Fenestrated and branched endografts are stents, essentially a tube of fabric and metal that functions as a sleeve inside the aorta and excludes the aneurysm from blood flow. It has fenestrations (reinforced holes) that are lined up with the blood vessels, to which blood flow is being preserved. Through these holes, additional stents are placed into the branch arteries to repair the aneurysm. The stent is inserted through a small puncture in the groin and the entire aneurysm is repaired from the inside of the aorta, rather than cutting open the chest and abdomen; so patients have a much shorter hospital stay and a quicker recovery time. However, construction of these devices requires that they be custom-made to fit the specific anatomy of each patient.
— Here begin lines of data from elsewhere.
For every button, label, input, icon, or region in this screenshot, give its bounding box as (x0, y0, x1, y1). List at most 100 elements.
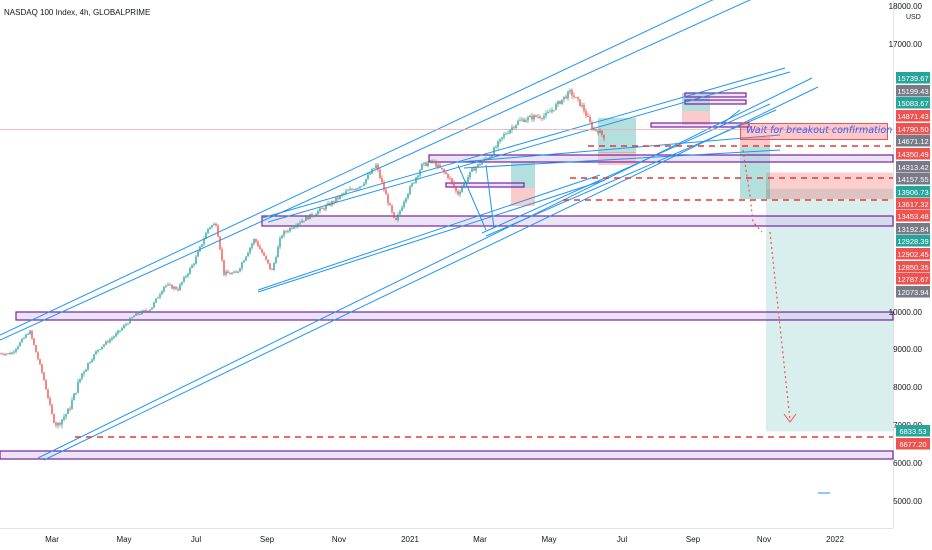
price-badge-bg (896, 148, 930, 160)
candle-body (565, 96, 567, 99)
y-tick-label: 18000.00 (889, 2, 923, 11)
x-tick-label: Nov (332, 535, 346, 544)
candle-body (305, 216, 307, 221)
candle-body (281, 235, 283, 239)
candle-body (275, 257, 277, 264)
price-badge-label: 12073.94 (897, 288, 928, 297)
candle-body (0, 353, 1, 355)
candle-body (81, 373, 83, 379)
price-badge-label: 13192.84 (897, 225, 928, 234)
candle-body (93, 354, 95, 360)
candle-body (61, 419, 63, 425)
candle-body (123, 325, 125, 329)
trendline (0, 0, 752, 341)
candle-body (297, 223, 299, 226)
candle-body (563, 96, 565, 100)
candle-body (259, 246, 261, 250)
candle-body (313, 215, 315, 217)
candle-body (137, 313, 139, 315)
candle-body (149, 309, 151, 312)
candle-body (175, 286, 177, 290)
trade-target-box (511, 162, 535, 188)
price-badge-label: 14790.50 (897, 125, 928, 134)
price-badge-label: 15199.43 (897, 87, 928, 96)
x-tick-label: Sep (686, 535, 701, 544)
trendline (257, 179, 606, 293)
candle-body (559, 101, 561, 104)
candle-body (415, 177, 417, 183)
candle-body (473, 168, 475, 171)
candle-body (157, 297, 159, 299)
candle-body (573, 95, 575, 98)
candle-body (287, 231, 289, 233)
candle-body (485, 158, 487, 160)
candle-body (69, 408, 71, 410)
price-badge: 13617.32 (896, 198, 930, 210)
y-tick-label: 5000.00 (893, 497, 922, 506)
price-badge-bg (896, 186, 930, 198)
candle-body (215, 223, 217, 226)
candle-body (325, 205, 327, 210)
candle-body (173, 286, 175, 289)
candle-body (211, 225, 213, 228)
candle-body (219, 236, 221, 250)
candle-body (377, 164, 379, 170)
candle-body (139, 314, 141, 315)
stop-loss-zone (766, 172, 893, 200)
candle-body (449, 177, 451, 179)
candle-body (199, 246, 201, 252)
candle-body (261, 249, 263, 253)
candle-body (413, 182, 415, 184)
candle-body (257, 241, 259, 247)
candle-body (243, 260, 245, 263)
candle-body (7, 352, 9, 354)
price-badge-bg (896, 223, 930, 235)
candle-body (501, 137, 503, 139)
candle-body (39, 359, 41, 365)
candle-body (461, 187, 463, 193)
candle-body (73, 393, 75, 401)
price-badge: 15739.67 (896, 72, 930, 84)
candle-body (407, 193, 409, 199)
candle-body (409, 186, 411, 194)
candle-body (443, 169, 445, 173)
candle-body (65, 414, 67, 417)
candle-body (469, 171, 471, 178)
candle-body (163, 286, 165, 292)
price-badge-label: 13453.48 (897, 212, 928, 221)
candle-body (193, 263, 195, 266)
candle-body (223, 260, 225, 275)
candle-body (429, 160, 431, 163)
candle-body (177, 289, 179, 291)
candles (0, 88, 605, 429)
price-badge: 14350.49 (896, 148, 930, 160)
support-zone-13200 (261, 215, 894, 227)
candle-body (577, 97, 579, 100)
price-badge-bg (896, 261, 930, 273)
candle-body (561, 99, 563, 104)
price-badge-label: 12787.67 (897, 275, 928, 284)
candle-body (499, 138, 501, 142)
candle-body (475, 166, 477, 171)
candle-body (405, 198, 407, 202)
x-tick-label: May (541, 535, 556, 544)
x-tick-label: Jul (617, 535, 627, 544)
annotation-box[interactable] (740, 123, 888, 140)
y-tick-label: 17000.00 (889, 40, 923, 49)
candle-body (583, 105, 585, 111)
candle-body (159, 294, 161, 298)
candle-body (395, 217, 397, 221)
candle-body (227, 271, 229, 274)
candle-body (1, 353, 3, 355)
trendline (485, 164, 495, 229)
candle-body (367, 174, 369, 179)
price-badge-label: 15083.67 (897, 99, 928, 108)
price-badge-bg (896, 110, 930, 122)
candle-body (401, 207, 403, 211)
x-tick-label: 2021 (401, 535, 419, 544)
candle-body (353, 189, 355, 191)
candle-body (463, 183, 465, 188)
candle-body (323, 208, 325, 210)
price-badge-label: 12850.35 (897, 263, 928, 272)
A commercially manufactured customized fenestrated endograft can take as long as 6 to 12 weeks to create, making it unavailable for patients who require emergency surgery. For patients, whose aneurysms have not yet ruptured and can wait, they must live with the stress of a “ticking time bomb” that could burst at any time while they are waiting for their device to be manufactured. According to Ricotta, it is not uncommon for a patient’s aneurysm to rupture while they await customization of their device and surgery.
Dr. Ricotta is currently investigating the use of a surgeon-modified endograft, which can take as little as 30 minutes to create, drastically reducing the waiting period for patients and enabling it to treat aortic emergencies. The MOSTEGRA trial is the only FDA approved, physician-sponsored clinical trial using the surgeon-modified technique for the treatment of TAAAs in the U.S. With extensive skill in aortic aneurysm repair, in addition to providing a full spectrum of vascular and endovascular services, Dr. Ricotta brings his experience in clinical research trials, based on years as a national and international participant.
“The value of fenestrated and branched stent grafts in the management of high-risk patients with a TAAA, who are unfit for open surgery, is indisputable,” says Dr. Ricotta. “But the opportunity to lead research that will benefit these patients and produce another treatment option for them is most rewarding.”
In the Feb. 12 case, the patient was removed from the ventilator at the conclusion of the operation, before she left the operating room, and went home just two days after surgery. A traditional open surgical procedure would have left her in the hospital for more than one week and on oxygen for most of that time.